The Buzz

Sweden in Memphis! by Wendy Robson

Change is in the air! While the familiar signs of spring are emerging all around us, the horticulture staff at the Memphis Botanic Garden has prepared perhaps the earliest welcome mat ever for Memphis in May’s featured country, Sweden, by transforming the front of our Visitor Center into a smorgasboard of Swedish-like botanicals. With a bold nod to the mixed forests of fir, pine, and birch, which dominate 65% of Sweden, our bed features Dwarf Alberta Spruce (Pica glauca ‘Conica’), Japanese Black Pine (Pinus thumbergi  ‘Red Janone’ ) and Himalayan Birch (Betula utiss var. Jacquemanti).

Above the treeless elevations of northern Sweden, with their heaths, marshes and boulders, Alpine flora, including dwarf birch, willow, and  terrestrial orchids, can be found. Our pseudo-alpine meadow features Alpine Squill (Scilla bifolia), Snake Head Lilly (Fritillaria meleagris), Lungwort (Pulminaria longifolia), European Columbine (Aquilegia vulgaris), Glory of the Snow (Chionodoxa forbesii) and Dwarf River Birch (Betula nigra ‘Little King’.) If your head is spinning from the inclusion of so many botanical plant names, you have none other to blame than the father of binomial nomenclature (scientific plant names), the eminent botanist, Carl Linnaeus (1707-1778); himself a Swede.

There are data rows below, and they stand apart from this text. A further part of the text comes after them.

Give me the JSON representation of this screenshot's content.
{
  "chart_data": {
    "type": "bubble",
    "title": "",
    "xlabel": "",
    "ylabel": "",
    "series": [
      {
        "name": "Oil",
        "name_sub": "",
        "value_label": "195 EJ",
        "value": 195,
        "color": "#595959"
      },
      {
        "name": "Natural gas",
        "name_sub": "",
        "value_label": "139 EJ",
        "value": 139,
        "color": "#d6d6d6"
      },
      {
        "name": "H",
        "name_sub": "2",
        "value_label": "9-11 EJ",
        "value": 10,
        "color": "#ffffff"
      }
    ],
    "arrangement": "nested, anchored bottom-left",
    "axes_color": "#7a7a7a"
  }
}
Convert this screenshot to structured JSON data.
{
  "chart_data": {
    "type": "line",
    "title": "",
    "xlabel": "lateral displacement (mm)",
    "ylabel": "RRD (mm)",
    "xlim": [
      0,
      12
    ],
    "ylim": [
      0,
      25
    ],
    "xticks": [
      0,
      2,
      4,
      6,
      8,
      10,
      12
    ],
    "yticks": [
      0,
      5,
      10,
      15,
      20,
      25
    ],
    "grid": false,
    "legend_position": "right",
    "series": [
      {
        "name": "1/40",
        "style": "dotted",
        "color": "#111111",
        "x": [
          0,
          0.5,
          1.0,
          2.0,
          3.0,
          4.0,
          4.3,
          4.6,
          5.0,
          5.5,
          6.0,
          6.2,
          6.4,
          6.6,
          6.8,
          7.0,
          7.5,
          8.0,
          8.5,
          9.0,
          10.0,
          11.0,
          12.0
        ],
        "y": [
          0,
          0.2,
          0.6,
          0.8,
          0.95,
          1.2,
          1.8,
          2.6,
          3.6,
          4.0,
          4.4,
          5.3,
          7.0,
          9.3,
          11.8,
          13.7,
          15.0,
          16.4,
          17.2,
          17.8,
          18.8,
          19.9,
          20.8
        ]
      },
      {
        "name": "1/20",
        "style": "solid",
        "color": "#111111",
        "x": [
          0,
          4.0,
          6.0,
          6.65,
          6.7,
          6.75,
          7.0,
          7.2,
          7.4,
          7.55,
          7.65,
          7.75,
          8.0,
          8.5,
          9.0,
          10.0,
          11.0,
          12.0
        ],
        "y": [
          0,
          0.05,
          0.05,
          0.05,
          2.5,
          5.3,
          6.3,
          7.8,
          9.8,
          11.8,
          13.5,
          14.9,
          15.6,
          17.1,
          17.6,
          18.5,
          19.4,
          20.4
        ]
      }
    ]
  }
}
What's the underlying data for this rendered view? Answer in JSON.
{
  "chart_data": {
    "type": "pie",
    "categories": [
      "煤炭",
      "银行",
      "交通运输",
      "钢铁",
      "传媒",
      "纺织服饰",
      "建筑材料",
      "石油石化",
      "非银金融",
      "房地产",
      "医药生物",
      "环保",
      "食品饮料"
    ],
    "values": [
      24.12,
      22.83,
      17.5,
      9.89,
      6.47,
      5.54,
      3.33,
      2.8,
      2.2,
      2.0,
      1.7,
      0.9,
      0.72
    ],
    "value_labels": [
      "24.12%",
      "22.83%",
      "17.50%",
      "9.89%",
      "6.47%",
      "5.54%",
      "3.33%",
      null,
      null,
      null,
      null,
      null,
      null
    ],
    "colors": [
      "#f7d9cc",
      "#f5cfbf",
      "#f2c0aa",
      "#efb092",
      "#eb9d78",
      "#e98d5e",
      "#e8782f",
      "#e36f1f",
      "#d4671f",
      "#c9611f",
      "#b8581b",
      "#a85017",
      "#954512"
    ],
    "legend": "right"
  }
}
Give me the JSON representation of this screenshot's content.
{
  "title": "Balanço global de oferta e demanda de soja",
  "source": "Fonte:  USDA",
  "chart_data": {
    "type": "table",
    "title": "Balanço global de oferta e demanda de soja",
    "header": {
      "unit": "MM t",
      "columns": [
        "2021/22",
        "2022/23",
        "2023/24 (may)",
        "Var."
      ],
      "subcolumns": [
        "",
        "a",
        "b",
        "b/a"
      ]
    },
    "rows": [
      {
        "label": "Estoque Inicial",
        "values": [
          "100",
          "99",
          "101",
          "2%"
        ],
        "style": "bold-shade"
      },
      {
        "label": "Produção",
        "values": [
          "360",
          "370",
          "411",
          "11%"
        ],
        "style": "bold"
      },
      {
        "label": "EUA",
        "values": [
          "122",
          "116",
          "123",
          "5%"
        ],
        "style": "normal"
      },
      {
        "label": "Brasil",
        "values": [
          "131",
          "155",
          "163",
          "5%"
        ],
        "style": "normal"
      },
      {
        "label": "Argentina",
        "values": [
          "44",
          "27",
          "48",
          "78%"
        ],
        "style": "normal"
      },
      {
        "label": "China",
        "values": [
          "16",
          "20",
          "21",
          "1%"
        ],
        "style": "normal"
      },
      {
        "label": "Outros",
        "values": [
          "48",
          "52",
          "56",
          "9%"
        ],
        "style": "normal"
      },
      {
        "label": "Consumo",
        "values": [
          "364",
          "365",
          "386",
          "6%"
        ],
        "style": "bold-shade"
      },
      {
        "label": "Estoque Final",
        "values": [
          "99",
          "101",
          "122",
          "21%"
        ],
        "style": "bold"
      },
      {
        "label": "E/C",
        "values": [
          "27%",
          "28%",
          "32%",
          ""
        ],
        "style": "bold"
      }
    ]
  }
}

Indeed, although the mission of Memphis Botanic Garden is to provide an "exemplary regional center for horticultural and environmental enrichment,” one of our auxiliary objectives is to evaluate new plants, or plants not indigenous to this area, for the public. At the end of May, when blooms are spent, most of the plants in this front bed will be removed and evaluated. Trees that are “heeled in” (not intended to be planted permanently) will be removed and used elsewhere on the property. Some of the plants that we consider suitable for the Memphis area will be available during our fall 2013 Plant Sale. Spring-blooming bulbs will be replaced with summer-blooming bulbs, annuals, and perennials, for yet another season of interest and enjoyment. (Plants deemed not suitable will be sent to the Sami for reindeer fodder.)
Another change that you may not have noticed (if you are not a year-round visitor) is an increase in the number of late winter/early spring blooming plants that have been added to the Garden’s collection. These would include the many new Witch Hazel cultivars (Hamamelis x intermedia) which have been flowering since late January in a wide variety of color, ranging from pale yellow to deep crimson, Fragrant Wintersweet (Chimonanthus praecox), and Chinese Paperbush with its unusual umbrella-shaped flowers, which can be found in front of the Visitor Center (pots) and at My Big Backyard.

We have also greatly expanded our collection of Dogwoods, Redbuds, and Azaleas, many occurring in less formal plantings and blended together for waves of color along the Azalea trail.  All of these provide exciting new options for plants that may have been overlooked by the homeowner, PLUS an excuse to visit the Garden more frequently!